Déjà que je détestais le commentaire de texte quand j’étais à l’école, mais que là c’était amusant à faire. J’ai moi-même découvert des choses. Parce qu’être obligé de vous livrer une analyse m’a obligé à explorer des énigmes que je n’avais jamais réussi à résoudre en dix ans. Par exemple, j’étais intrigué par le kho, le timal… mais je n’avais pas fait le lien final du commerce triangulaire.

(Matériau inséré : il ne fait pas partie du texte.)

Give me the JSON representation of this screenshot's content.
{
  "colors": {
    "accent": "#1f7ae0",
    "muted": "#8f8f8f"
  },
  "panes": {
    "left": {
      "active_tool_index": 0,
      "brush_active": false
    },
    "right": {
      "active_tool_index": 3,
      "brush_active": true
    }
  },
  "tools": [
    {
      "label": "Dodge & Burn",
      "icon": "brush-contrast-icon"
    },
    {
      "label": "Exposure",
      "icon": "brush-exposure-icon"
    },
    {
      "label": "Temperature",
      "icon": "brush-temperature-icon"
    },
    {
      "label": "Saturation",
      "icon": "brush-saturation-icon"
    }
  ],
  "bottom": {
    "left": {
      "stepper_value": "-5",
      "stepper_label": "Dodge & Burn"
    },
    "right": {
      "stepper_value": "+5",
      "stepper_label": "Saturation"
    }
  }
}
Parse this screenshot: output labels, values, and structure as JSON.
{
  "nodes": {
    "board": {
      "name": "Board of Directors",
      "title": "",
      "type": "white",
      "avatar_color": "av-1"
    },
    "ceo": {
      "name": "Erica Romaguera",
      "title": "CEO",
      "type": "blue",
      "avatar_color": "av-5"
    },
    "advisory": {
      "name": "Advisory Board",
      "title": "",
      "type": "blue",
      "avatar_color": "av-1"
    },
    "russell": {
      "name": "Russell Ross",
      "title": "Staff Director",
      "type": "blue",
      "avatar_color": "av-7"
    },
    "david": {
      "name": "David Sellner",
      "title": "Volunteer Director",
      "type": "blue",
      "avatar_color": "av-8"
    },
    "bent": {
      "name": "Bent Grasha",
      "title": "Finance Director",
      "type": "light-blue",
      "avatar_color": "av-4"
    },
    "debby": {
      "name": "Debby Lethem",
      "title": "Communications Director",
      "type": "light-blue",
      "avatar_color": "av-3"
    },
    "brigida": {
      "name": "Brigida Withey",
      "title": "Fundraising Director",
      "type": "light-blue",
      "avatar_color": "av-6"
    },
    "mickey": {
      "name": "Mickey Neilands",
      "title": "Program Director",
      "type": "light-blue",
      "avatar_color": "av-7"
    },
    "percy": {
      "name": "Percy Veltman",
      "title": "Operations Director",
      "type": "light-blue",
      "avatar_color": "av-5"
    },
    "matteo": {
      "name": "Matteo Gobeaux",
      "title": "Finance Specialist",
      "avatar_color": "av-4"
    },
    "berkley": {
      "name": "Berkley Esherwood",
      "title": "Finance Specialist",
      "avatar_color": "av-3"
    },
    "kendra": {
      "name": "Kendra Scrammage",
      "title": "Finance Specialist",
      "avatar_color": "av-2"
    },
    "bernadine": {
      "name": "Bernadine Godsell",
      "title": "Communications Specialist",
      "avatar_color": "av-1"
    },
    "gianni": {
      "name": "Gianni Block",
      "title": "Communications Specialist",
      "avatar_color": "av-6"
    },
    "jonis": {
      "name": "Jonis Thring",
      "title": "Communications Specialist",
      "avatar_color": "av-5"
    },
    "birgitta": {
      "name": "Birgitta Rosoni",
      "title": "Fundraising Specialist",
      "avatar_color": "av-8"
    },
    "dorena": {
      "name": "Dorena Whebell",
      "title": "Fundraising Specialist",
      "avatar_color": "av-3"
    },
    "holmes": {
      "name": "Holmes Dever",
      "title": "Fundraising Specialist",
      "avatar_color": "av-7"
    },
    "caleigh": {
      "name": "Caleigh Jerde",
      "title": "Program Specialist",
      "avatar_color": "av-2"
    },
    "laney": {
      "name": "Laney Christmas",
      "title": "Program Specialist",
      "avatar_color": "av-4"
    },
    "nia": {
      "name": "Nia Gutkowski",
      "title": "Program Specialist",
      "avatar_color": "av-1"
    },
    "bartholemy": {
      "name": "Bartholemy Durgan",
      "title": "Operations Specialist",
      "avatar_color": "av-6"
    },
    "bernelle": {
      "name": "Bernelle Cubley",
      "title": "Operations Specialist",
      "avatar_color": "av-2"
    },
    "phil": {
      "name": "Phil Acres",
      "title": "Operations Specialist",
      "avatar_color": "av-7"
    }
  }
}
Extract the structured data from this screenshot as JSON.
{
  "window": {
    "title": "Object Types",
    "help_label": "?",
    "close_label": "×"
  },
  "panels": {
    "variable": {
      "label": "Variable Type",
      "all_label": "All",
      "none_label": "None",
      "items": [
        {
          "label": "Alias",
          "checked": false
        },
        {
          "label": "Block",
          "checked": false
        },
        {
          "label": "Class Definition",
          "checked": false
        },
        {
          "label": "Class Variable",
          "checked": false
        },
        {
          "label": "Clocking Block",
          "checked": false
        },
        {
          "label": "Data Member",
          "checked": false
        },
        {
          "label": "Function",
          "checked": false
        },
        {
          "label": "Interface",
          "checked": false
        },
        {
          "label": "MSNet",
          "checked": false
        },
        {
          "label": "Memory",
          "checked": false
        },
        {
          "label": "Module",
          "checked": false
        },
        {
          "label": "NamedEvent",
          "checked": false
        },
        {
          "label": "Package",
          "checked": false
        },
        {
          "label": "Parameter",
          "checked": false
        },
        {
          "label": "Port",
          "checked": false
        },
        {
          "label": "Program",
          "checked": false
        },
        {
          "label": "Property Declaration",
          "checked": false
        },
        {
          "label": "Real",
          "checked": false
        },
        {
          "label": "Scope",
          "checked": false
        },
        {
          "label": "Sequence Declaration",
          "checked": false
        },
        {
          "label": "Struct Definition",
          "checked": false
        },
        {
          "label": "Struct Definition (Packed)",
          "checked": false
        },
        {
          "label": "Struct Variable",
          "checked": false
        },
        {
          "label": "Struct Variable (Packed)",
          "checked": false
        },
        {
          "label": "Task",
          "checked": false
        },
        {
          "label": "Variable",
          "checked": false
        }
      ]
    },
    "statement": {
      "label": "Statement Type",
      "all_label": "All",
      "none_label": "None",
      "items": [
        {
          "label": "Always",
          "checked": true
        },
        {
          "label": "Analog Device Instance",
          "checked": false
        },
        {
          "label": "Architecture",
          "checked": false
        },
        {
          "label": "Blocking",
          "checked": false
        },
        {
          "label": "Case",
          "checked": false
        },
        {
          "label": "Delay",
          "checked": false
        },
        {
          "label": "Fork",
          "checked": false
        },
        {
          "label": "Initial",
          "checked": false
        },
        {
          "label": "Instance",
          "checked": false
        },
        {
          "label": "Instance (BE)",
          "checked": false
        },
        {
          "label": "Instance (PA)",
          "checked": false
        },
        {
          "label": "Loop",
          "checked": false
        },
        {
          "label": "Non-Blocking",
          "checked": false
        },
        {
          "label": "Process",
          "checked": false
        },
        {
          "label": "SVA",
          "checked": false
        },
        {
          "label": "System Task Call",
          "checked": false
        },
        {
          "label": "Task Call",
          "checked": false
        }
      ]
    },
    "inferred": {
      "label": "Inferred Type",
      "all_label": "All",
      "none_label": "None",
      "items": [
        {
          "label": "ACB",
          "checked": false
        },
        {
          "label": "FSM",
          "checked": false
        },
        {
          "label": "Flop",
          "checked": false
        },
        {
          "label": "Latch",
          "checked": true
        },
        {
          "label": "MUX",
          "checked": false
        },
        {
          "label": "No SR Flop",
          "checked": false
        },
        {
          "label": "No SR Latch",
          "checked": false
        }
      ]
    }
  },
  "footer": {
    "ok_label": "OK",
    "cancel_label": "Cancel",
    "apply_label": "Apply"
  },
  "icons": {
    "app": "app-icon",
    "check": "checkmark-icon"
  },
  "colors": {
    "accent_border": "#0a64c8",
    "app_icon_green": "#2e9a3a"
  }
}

Ou alors je voyais bien qu’on citait le film La Haine, mais ça s’arrêtait là. D’ailleurs c’est en écoutant cette chanson que quelqu’un m’a dit “c’est marrant la référence à La Haine” et j’ai répondu “c’est quoi ?”. Cette personne m’a alors immédiatement montré le film.
J’espère avoir pu te montrer pourquoi les amoureux de rap sont à ce point gagas devant Booba. Pourquoi il est dans tous les classements, tous les tops sérieux.
C’est parce qu’il livre une écriture cryptique, dense et qui passionne. Quand tu mets 10 ans à comprendre un texte, tu t’y attaches forcément un peu.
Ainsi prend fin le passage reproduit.